Reflecting stronger margins at the SSM division, we upwardly adjust our 2020E EPS for GS Retail by 25%, in turning raising our TP by 6% from W49,000 to W52,000. Of note, the level of increase in TP is less than the level of rise in adjusted EPS, as in our SOTP-valuation calculations, we have upped our earnings estimates for the SSM division using a lower target P/E multiple than that for other divisions (SSN: 10x, CVS: 18x, Hotel: 15x). Moving ahead, earnings stability at the CVS division is to stand out, with 800 new stores still to open this year, as independently-run shops are expected to turn to the franchise model. This development is to translate into further purchase rate improvement and depreciation cost reduction. And, earnings at the SSM division should turn around from this year, helped by a growing preference for shopping locally, efficient franchise operations, and higher fixed-cost efficiency. Next year, likely earnings improvement at the hotel division should act as a catalyst for share price growth. This year, we foresee operating income at the hotel division dropping to BEP level due to both Covid-19 effects and ongoing renovations at the Grand Intercontinental Hotel. However, we expect the division’s OP to improve to more than W40bn upon normalized operations next year.

1Q20 review: Impressive sales efficiency at SSM division

GS Retail posted a consolidated 1Q20 earnings surprise, with sales of W2.14tn (+3% y-y) and OP of W88.8bn (+315% y-y). OP surpassed consensus by 83%, even when excluding one-off profit of W45bn from the completion of the Gwanggyo Development Project.

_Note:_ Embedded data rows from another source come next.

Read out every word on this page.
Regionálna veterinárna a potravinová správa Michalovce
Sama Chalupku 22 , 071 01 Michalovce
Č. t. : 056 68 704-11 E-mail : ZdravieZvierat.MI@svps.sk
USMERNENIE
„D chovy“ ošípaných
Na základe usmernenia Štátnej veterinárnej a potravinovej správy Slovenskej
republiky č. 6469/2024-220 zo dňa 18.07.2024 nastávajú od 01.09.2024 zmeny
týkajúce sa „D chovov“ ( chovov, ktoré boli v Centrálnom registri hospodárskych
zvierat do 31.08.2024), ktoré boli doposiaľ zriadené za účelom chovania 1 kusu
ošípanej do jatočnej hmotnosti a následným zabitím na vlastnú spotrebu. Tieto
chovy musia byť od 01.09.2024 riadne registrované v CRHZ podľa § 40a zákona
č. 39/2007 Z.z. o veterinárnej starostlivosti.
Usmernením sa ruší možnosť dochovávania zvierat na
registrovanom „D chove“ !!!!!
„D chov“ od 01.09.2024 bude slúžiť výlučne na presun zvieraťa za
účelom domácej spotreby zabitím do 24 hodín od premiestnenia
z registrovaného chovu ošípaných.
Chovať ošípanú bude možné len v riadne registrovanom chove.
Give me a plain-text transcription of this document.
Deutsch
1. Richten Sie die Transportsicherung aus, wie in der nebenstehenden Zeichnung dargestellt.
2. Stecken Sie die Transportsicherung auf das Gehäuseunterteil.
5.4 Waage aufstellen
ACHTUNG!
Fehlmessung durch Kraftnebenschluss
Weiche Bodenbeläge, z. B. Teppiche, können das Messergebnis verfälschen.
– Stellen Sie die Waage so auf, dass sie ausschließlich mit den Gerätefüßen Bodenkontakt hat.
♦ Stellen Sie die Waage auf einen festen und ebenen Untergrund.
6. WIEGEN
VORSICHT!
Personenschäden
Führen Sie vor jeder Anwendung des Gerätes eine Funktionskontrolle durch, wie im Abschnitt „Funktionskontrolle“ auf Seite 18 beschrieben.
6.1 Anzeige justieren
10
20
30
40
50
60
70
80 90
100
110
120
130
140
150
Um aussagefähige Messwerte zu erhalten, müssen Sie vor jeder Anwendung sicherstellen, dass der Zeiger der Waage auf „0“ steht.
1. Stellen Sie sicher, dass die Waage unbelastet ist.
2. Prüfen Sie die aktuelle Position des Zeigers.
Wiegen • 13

The CVS division booked solid sales of W1.60tn (+3% y-y) and OP of W40.6bn (+51% y-y). Same store sales growth (SSSG) at the division contracted 2.5% y-y, and its store openings increased 5% y-y. Purchase costs fell by 0.5%p y-y (about W6bn), and depreciation cost slid by about W3bn. At the SSM division, SSSG shrank by 5% y-y, but overall earnings were positive, thanks to: 1) higher consumer appetite for shopping locally; 2) the company’s efficient, low-cost franchise operations; and 3) a drop in fixed costs. Meanwhile, the hotel division saw its occupancy rate slide to 40% due to Covid-19. The division was also negatively affected by the renewal of the Grand Intercontinental. Lastly, the other division saw its deficit fall by about W3bn on: 1) the completion of the contract for subway lines 6 and 7; and 2) one-off profit from consulting services for the sale of commercial facilities in Gwanggyo Mall (about W45bn).